O presidente destacou que o banco está na fase final de modernização digital e que o comportamento dos clientes mudou. “Nós temos hoje muito claro que os clientes usam muito mais os aplicativos do que vão fisicamente às agências”, disse.
Crédito imobiliário cresce e Minas tem papel de destaque
A Caixa ampliou de forma significativa os recursos para financiamento habitacional nos últimos anos. Em 2024, o banco fechou com R$ 223,6 bilhões em crédito imobiliário. Em 2025, esse volume chegou a quase R$ 250 bilhões.
Para 2026, a previsão é de R$ 247 bilhões apenas com recursos do FGTS, além do capital próprio da instituição.
Segundo Carlos Vieira, Minas Gerais tem peso importante nesse cenário. “Minas Gerais tem uma participação muito importante nesse contexto. De 10 a 12% de tudo que a Caixa colocou de crédito imobiliário foi em Minas Gerais”, afirmou. Ele garantiu ainda que o atendimento ao mercado imobiliário mineiro e de Belo Horizonte está normalizado.
Agências físicas e situação do FGTS
Questionado sobre o fechamento de agências, Vieira explicou que o banco faz uma “racionalização” nos grandes centros, para evitar unidades muito próximas umas das outras. Por outro lado, a expansão segue em regiões sem atendimento bancário.

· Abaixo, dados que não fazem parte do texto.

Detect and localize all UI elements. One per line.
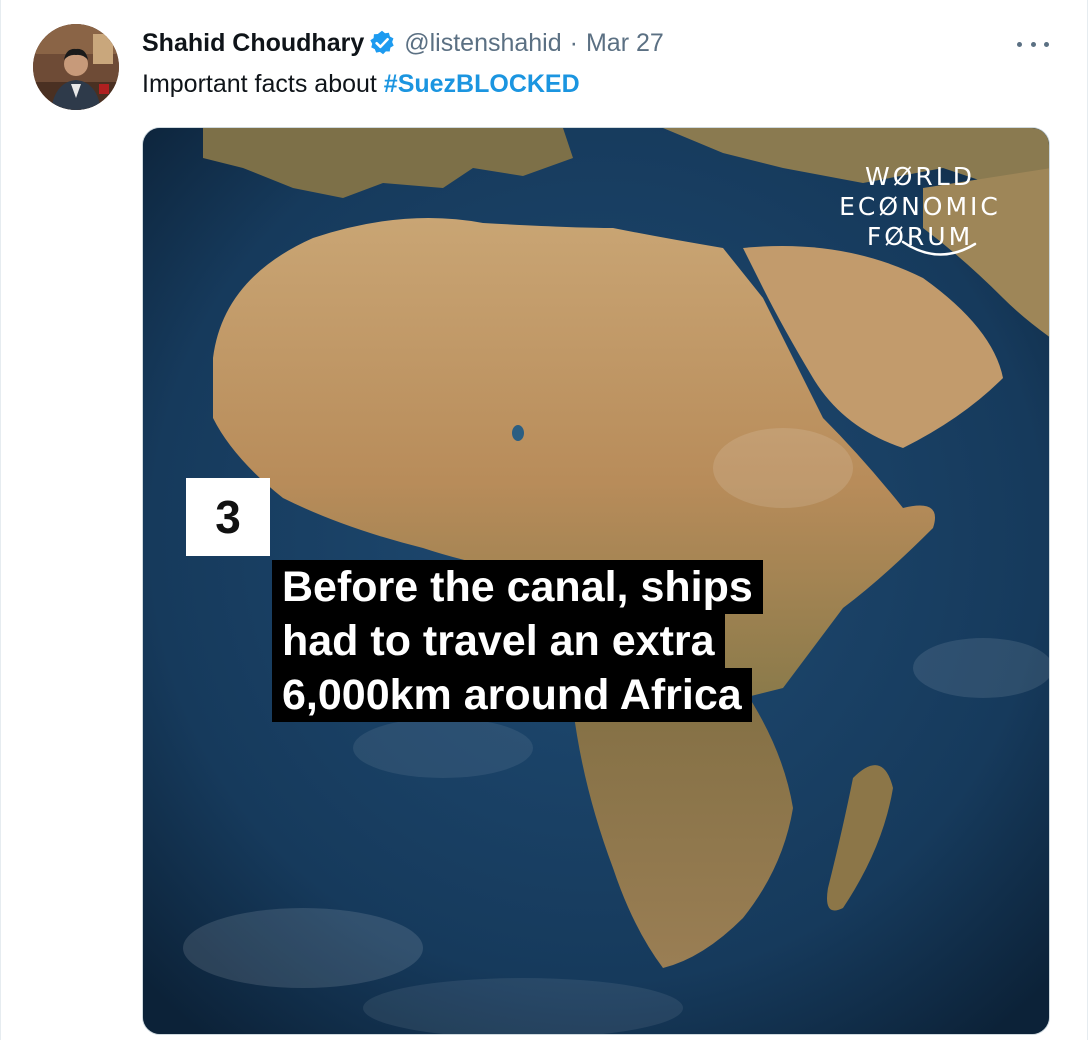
separator-dot: · — [569, 28, 578, 57]
hashtag-link[interactable]: #SuezBLOCKED — [384, 70, 580, 98]
tweet-media-video[interactable]: WØRLD ECØNOMIC FØRUM 3 Before the canal,… — [142, 127, 1050, 1035]
fact-number-badge: 3 — [186, 478, 270, 556]
tweet-timestamp[interactable]: Mar 27 — [586, 29, 664, 58]
logo-line-1: WØRLD — [865, 162, 975, 191]
verified-badge-icon — [368, 29, 396, 57]
tweet-header: Shahid Choudhary @listenshahid · Mar 27 — [142, 26, 664, 60]
tweet-text-prefix: Important facts about — [142, 70, 384, 98]
logo-line-2: ECØNOMIC — [839, 192, 1001, 221]
tweet-card[interactable]: Shahid Choudhary @listenshahid · Mar 27 … — [0, 0, 1088, 1040]
caption-line-1: Before the canal, ships — [272, 560, 763, 614]
tweet-text: Important facts about #SuezBLOCKED — [142, 70, 580, 99]
author-handle[interactable]: @listenshahid — [404, 29, 561, 58]
author-name[interactable]: Shahid Choudhary — [142, 29, 364, 58]
caption-line-2: had to travel an extra — [272, 614, 725, 668]
author-avatar[interactable] — [33, 24, 119, 110]
avatar-image — [33, 24, 119, 110]
logo-arc-icon — [901, 240, 977, 256]
video-caption: Before the canal, ships had to travel an… — [272, 560, 763, 722]
caption-line-3: 6,000km around Africa — [272, 668, 752, 722]
more-options-icon[interactable] — [1017, 30, 1049, 58]
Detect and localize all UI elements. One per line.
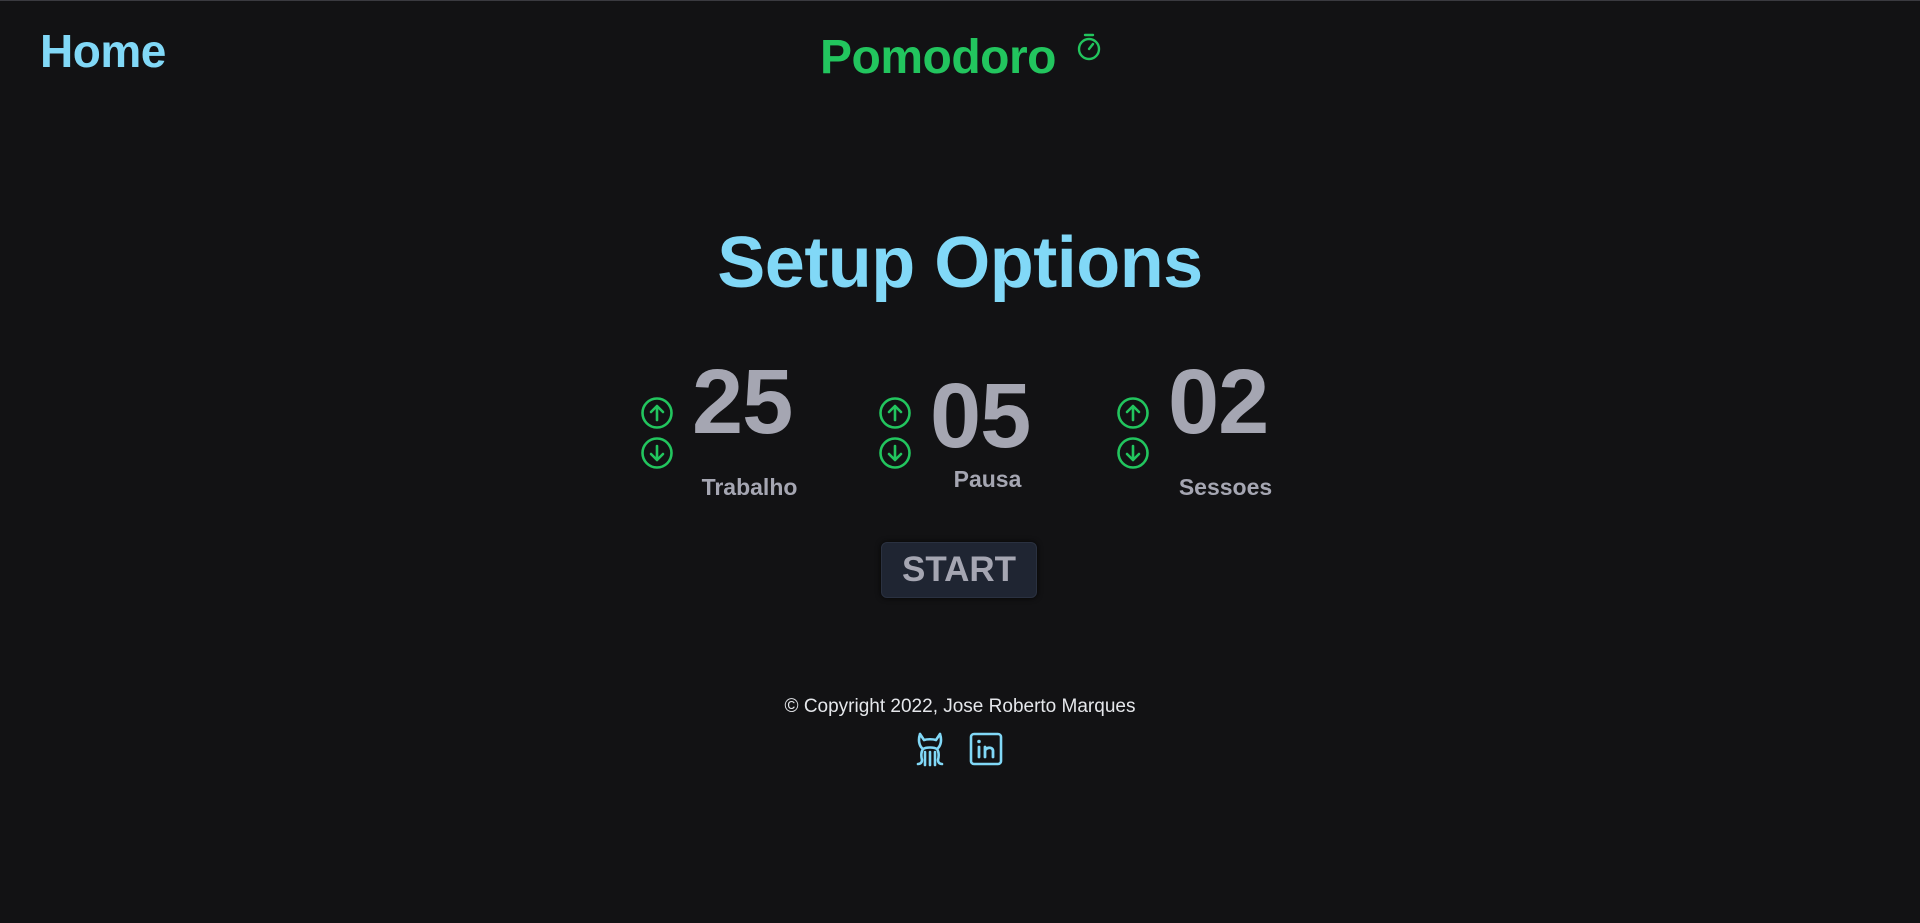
brand-title: Pomodoro xyxy=(820,31,1056,84)
linkedin-icon xyxy=(969,732,1003,766)
sessions-increase-button[interactable] xyxy=(1116,396,1150,430)
work-value: 25 xyxy=(692,351,793,453)
sessions-decrease-button[interactable] xyxy=(1116,436,1150,470)
pause-decrease-button[interactable] xyxy=(878,436,912,470)
linkedin-link[interactable] xyxy=(968,730,1004,768)
work-decrease-button[interactable] xyxy=(640,436,674,470)
work-label: Trabalho xyxy=(701,474,798,500)
social-links xyxy=(912,730,1004,768)
start-button[interactable]: START xyxy=(881,542,1037,598)
sessions-label: Sessoes xyxy=(1178,474,1273,500)
work-stepper xyxy=(640,396,674,470)
github-link[interactable] xyxy=(912,730,948,768)
pause-stepper xyxy=(878,396,912,470)
stopwatch-icon xyxy=(1077,33,1101,61)
sessions-value: 02 xyxy=(1168,351,1269,453)
copyright-text: © Copyright 2022, Jose Roberto Marques xyxy=(784,696,1136,717)
pause-label: Pausa xyxy=(953,466,1022,492)
option-pause: 05 Pausa xyxy=(878,356,1078,506)
setup-title: Setup Options xyxy=(717,223,1203,303)
brand-header: Pomodoro xyxy=(820,30,1104,85)
work-increase-button[interactable] xyxy=(640,396,674,430)
option-sessions: 02 Sessoes xyxy=(1116,356,1316,506)
github-icon xyxy=(916,732,944,767)
pause-value: 05 xyxy=(930,365,1031,467)
option-work: 25 Trabalho xyxy=(640,356,840,506)
sessions-stepper xyxy=(1116,396,1150,470)
home-link[interactable]: Home xyxy=(40,24,166,78)
pause-increase-button[interactable] xyxy=(878,396,912,430)
top-border xyxy=(0,0,1920,1)
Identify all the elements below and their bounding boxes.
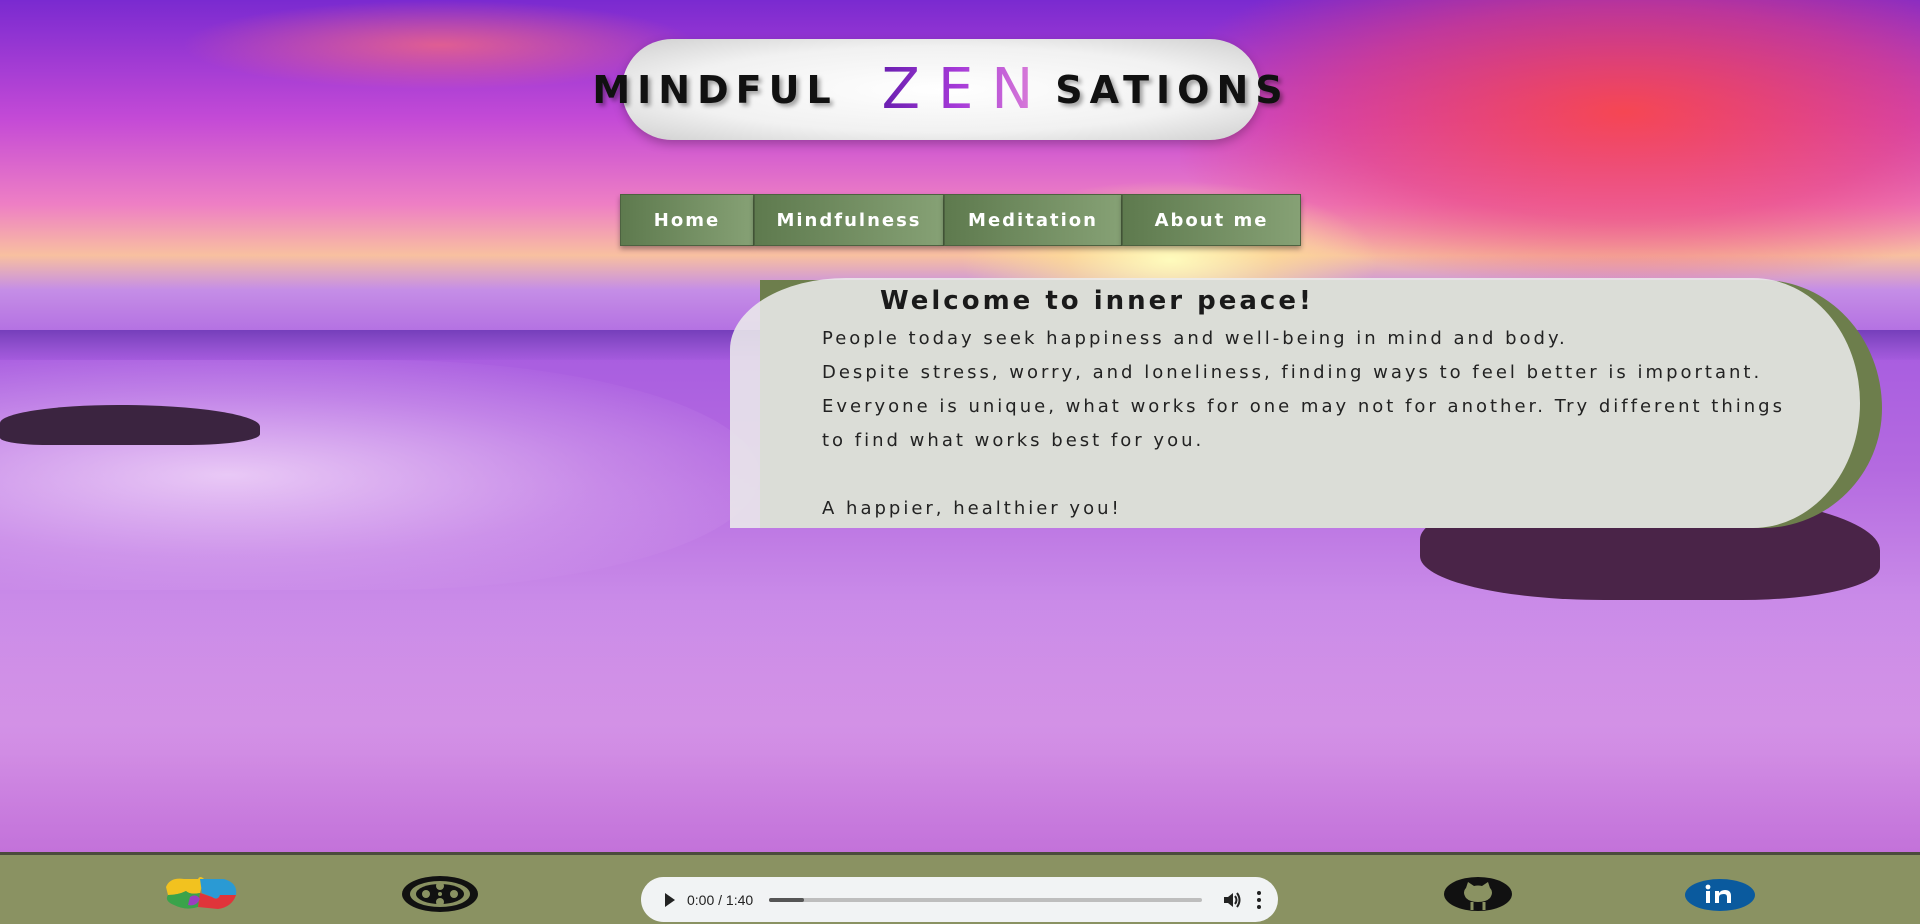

“Se você tem no universo territorial brasileiro uma aglomeração de 100 mil habitantes e lá não tem banco, a Caixa vai estar presente”, afirmou.
Sobre o FGTS, o presidente disse que a situação está regularizada após mudanças feitas pelo Ministério do Trabalho. “Esse princípio está restabelecido: o FGTS ser uma poupança para o trabalhador, seja para a aposentadoria ou para uso na habitação”, concluiu.